Samstag, 17. Oktober 2009

Wolkenbäuche



Heute wieder mal unter einem gefährlichen Himmel gelaufen. Ein Saug- und Grappschhimmel, abendblau und wasserklar. Riesige Wolkenungetüme, dunkelgrau, zerklüftet, zernarbt, zerzaust, wälzten sich träge dahin. Dazwischen, dahinter, stahlblasse, kristallene Ferne, unbegrenzt, schweigsam. Die Lücken zwischen den Wolken waren groß genug, um hindurchzufallen, hinaufzufallen, wegzufallen, zu entschwinden, als schwarzer Punkt hoch im Niemandsraum. Für die, die unten stehen und bleiben und schauen.
Ich lief über knirschende Steine, wollte über eine Pfütze springen. Ich legte etwas zuviel Kraft in den Sprung, ich hob ab und trudelte nach oben, schräg und stetig, bis ich von unten an eine dicke graue Wolke dotzte, abprallte und wieder nach unten sank. Hinein in das Geäst einer einsamen Birke am Wegesrand. Darin war ein Rabennest, reflexhaft klammerte ich mich daran fest. Zwei große und zwei kleine Raben saßen darin.

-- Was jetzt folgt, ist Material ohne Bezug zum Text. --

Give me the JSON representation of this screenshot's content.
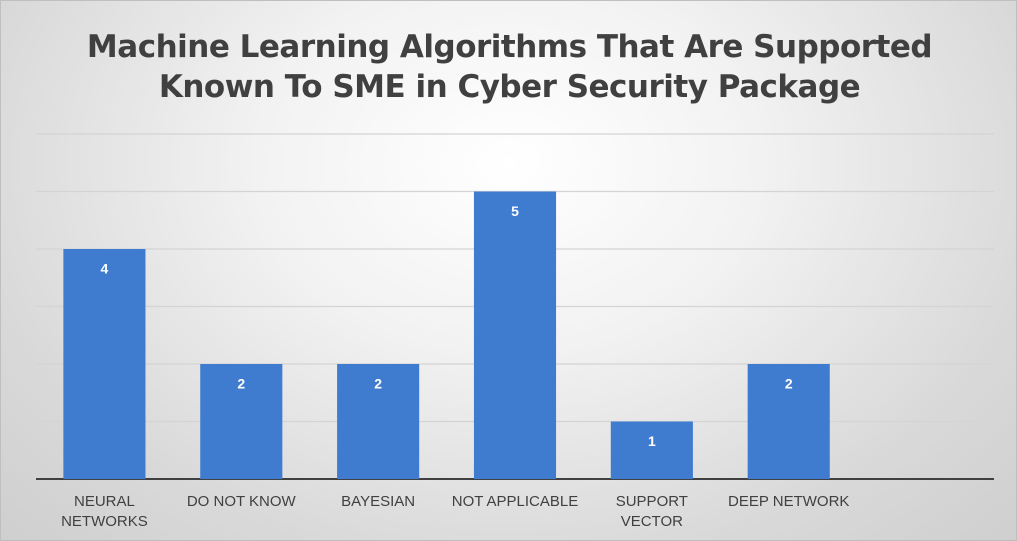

"Seltsam", dachte ich bei mir, "die beiden Kleinen müssten doch längst erwachsen und flügge sein, um diese Jahreszeit."
Waren sie aber nicht. Stattdessen waren sie enorm hungrig.

"Ach wie schön", riefen sie, "Frühstück!"

"Wieso denn Frühstück?", keuchte ich. Ich war immer noch etwas atemlos. Zwar war ich die letzten paar Minuten nicht mehr gerannt, aber stattdessen hatte ich auf meinem Ausflug zu dem Wolkenbauch und wieder herab ziemlich wild mit Armen und Beinen gerudert, und etwas Panik war vermutlich auch noch dabei. "Es ist längst abend, die Sonne ist schon untergegangen!", protestierte ich. "Kein Mensch frühstückt zu so später Stunde."
Ich hatte noch nicht mal meinen Mund wieder zugemacht, als mir schon die Absurdität meiner Aussage bewusst wurde.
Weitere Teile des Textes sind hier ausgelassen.